Probabilistic interpretation: AUC equals the probability that the model ranks a randomly chosen positive instance higher than a randomly chosen negative instance:

\[\text{AUC} = P(\hat{p}_{\text{positive}} > \hat{p}_{\text{negative}})\]

Precision–Recall Curve

For imbalanced datasets, the PR curve (Precision vs Recall) is more informative than the ROC curve. The Average Precision (AP) summarizes the PR curve:

\[\text{AP} = \sum_k (R_k - R_{k-1}) \cdot P_k\]

where \(P_k\) and \(R_k\) are precision and recall at the \(k\)-th threshold.

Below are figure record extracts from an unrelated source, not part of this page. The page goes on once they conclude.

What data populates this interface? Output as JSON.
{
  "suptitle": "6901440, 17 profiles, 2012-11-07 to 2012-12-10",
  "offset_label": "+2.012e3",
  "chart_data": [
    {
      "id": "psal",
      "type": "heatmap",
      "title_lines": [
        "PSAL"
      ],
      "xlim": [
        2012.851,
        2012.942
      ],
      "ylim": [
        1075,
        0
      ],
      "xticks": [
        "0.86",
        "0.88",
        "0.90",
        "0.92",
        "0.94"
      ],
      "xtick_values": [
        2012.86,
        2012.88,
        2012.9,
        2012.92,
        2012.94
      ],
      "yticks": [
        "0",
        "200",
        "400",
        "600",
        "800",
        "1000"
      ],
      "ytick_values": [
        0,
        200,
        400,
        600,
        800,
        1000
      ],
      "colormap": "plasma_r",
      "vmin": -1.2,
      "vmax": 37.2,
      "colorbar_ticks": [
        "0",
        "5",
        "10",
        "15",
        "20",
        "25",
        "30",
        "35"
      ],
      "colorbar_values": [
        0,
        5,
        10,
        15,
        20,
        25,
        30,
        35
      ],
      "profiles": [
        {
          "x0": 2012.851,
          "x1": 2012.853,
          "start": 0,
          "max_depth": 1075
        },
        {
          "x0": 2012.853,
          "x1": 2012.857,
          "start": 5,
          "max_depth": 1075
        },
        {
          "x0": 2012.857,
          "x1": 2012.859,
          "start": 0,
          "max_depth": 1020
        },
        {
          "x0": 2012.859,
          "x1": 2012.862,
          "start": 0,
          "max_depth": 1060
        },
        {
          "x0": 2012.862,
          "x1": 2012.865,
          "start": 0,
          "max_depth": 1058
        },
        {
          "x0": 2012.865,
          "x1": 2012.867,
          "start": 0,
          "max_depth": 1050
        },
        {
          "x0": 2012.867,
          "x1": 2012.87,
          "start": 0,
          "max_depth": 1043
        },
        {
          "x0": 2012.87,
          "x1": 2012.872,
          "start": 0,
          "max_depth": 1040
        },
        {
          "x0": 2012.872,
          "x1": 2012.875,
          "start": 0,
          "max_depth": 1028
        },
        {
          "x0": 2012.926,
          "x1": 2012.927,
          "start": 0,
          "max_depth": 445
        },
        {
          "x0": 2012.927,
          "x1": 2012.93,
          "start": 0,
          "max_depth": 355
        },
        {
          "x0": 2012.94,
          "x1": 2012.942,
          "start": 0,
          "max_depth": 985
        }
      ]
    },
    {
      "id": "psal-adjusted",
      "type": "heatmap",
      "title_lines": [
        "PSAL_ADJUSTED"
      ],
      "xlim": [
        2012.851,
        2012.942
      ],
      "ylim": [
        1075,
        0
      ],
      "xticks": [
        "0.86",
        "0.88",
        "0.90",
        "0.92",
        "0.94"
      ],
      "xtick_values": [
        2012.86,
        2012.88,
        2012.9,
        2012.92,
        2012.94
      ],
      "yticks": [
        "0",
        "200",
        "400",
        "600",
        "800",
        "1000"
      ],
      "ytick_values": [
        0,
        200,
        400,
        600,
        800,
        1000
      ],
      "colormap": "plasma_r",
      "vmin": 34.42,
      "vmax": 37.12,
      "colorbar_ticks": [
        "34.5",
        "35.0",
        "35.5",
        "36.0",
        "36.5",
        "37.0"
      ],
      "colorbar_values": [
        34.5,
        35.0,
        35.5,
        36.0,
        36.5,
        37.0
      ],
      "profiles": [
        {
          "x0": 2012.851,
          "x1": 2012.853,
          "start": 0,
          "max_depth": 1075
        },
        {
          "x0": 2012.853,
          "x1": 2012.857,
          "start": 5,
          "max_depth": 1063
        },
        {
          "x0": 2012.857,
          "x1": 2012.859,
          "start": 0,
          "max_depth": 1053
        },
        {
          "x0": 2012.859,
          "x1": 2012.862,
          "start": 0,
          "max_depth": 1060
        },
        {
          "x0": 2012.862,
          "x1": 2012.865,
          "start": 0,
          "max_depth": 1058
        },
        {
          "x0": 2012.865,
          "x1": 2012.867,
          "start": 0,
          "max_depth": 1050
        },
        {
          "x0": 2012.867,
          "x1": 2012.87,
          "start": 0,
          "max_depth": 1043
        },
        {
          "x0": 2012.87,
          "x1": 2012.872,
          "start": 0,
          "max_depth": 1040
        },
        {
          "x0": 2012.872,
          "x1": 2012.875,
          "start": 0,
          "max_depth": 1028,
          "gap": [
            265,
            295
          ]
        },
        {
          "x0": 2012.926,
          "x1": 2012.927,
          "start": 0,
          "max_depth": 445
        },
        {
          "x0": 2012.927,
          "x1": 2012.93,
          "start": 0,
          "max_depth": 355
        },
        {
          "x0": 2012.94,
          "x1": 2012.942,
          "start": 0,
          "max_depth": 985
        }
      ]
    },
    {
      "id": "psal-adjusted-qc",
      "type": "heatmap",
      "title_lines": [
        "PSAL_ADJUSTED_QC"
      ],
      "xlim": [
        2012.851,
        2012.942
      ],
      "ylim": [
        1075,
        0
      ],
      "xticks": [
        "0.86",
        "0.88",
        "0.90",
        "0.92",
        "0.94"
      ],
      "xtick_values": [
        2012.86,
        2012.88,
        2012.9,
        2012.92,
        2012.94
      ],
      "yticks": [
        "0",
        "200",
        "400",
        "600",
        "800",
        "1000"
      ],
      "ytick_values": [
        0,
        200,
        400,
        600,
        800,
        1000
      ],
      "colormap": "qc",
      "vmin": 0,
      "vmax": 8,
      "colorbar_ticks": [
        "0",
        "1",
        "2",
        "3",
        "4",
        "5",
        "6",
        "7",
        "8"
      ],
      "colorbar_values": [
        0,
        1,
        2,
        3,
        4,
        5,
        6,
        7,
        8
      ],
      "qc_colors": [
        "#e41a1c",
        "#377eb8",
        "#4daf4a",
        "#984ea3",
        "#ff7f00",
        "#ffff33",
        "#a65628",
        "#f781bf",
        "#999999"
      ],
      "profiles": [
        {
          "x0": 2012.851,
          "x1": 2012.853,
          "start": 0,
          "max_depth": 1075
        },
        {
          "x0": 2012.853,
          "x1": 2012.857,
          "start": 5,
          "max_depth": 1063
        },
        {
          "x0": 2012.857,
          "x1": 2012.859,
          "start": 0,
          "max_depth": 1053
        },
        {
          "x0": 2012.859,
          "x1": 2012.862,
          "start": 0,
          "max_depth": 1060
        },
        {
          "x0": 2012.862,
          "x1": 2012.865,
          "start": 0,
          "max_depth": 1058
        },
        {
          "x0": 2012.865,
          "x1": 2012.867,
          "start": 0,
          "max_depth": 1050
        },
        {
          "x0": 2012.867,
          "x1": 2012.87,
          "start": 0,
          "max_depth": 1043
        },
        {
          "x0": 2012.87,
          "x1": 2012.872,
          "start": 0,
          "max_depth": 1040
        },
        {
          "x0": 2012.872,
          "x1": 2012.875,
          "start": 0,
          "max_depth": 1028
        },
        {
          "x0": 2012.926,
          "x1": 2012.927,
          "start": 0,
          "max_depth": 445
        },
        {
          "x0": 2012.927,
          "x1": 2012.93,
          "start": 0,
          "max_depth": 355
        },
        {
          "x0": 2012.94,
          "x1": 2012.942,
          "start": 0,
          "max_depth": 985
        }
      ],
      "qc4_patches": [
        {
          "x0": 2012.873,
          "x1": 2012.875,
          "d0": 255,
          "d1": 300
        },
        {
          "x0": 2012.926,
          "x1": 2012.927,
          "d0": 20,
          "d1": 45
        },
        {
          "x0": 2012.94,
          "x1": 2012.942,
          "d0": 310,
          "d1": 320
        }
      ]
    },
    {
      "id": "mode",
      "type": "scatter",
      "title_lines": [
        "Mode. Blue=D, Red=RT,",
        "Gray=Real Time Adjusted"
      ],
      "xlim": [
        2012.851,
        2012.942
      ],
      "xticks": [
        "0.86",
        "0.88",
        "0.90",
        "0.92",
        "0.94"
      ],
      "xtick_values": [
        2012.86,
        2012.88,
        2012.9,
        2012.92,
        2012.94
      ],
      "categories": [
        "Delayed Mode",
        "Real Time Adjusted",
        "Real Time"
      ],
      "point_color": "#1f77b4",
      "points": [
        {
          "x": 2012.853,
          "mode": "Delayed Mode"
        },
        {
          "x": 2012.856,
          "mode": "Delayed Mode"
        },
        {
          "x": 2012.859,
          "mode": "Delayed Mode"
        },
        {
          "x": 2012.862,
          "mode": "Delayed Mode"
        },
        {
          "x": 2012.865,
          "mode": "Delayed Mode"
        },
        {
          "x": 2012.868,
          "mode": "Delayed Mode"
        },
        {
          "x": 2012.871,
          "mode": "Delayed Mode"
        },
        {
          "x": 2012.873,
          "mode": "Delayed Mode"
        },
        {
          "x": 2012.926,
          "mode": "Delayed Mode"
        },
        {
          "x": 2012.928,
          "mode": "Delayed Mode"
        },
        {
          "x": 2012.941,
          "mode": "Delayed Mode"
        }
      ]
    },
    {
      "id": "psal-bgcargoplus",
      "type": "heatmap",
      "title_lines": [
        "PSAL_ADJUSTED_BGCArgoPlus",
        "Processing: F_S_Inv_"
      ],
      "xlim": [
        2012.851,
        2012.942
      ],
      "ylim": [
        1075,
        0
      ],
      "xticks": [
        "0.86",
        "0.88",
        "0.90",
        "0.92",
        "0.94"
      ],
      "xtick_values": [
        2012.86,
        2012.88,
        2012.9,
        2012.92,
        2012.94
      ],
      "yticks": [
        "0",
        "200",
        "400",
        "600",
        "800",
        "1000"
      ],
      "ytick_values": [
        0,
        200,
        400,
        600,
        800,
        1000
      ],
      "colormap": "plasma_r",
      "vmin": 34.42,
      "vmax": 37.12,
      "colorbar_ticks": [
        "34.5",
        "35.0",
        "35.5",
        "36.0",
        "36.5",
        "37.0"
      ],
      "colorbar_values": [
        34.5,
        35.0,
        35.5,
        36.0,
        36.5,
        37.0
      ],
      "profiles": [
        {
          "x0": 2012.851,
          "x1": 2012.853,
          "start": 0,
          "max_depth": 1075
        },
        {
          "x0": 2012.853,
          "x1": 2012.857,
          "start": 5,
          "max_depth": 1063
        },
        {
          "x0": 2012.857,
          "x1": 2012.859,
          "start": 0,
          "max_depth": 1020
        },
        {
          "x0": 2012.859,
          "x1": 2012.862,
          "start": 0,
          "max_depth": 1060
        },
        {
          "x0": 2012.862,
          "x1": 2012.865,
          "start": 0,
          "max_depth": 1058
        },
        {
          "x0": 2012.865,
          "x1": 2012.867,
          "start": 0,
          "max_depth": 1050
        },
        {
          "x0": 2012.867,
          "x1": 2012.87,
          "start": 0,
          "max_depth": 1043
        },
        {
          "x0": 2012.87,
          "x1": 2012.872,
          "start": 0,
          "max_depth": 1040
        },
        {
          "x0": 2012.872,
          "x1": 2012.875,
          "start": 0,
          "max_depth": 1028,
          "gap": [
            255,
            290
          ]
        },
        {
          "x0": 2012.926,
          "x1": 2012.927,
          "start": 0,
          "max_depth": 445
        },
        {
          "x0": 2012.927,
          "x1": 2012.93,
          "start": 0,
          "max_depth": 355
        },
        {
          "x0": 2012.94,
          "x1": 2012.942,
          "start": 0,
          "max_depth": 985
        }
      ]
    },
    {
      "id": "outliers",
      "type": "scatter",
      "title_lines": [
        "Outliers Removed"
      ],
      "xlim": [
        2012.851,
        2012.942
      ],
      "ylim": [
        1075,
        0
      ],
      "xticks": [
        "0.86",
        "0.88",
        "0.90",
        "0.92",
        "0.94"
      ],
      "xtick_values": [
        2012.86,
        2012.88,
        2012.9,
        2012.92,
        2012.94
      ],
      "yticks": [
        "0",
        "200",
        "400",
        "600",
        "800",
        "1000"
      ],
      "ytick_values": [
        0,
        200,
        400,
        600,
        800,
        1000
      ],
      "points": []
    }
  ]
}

Log-Loss (Cross-Entropy Loss)

The log-loss directly measures the quality of predicted probabilities (not just classifications):

\[\text{Log-Loss} = -\frac{1}{n}\sum_{i=1}^n \left[y_i \log \hat{p}_i + (1 - y_i)\log(1 - \hat{p}_i)\right]\]

Lower log-loss indicates better-calibrated probabilities. A perfect model has log-loss = 0.

Choosing the Right Metric

Scenario Recommended Metric
Balanced classes, equal costs Accuracy, F1
Imbalanced classes AUC, F1, Average Precision
Cost of FN >> cost of FP Recall, then F1
Cost of FP >> cost of FN Precision, then F1
Probability calibration matters Log-loss, Brier score
Comparing models overall AUC

McFadden's Pseudo-R-squared

Unlike linear regression, logistic regression has no natural \(R^2\). McFadden's pseudo-\(R^2\) provides a rough analog:

\[R^2_{\text{McFadden}} = 1 - \frac{\ell(\hat{\boldsymbol{\beta}})}{\ell(\hat{\beta}_0)}\]

where \(\ell(\hat{\boldsymbol{\beta}})\) is the log-likelihood of the full model and \(\ell(\hat{\beta}_0)\) is the log-likelihood of the null model (intercept only). Values of 0.2–0.4 are considered good in practice.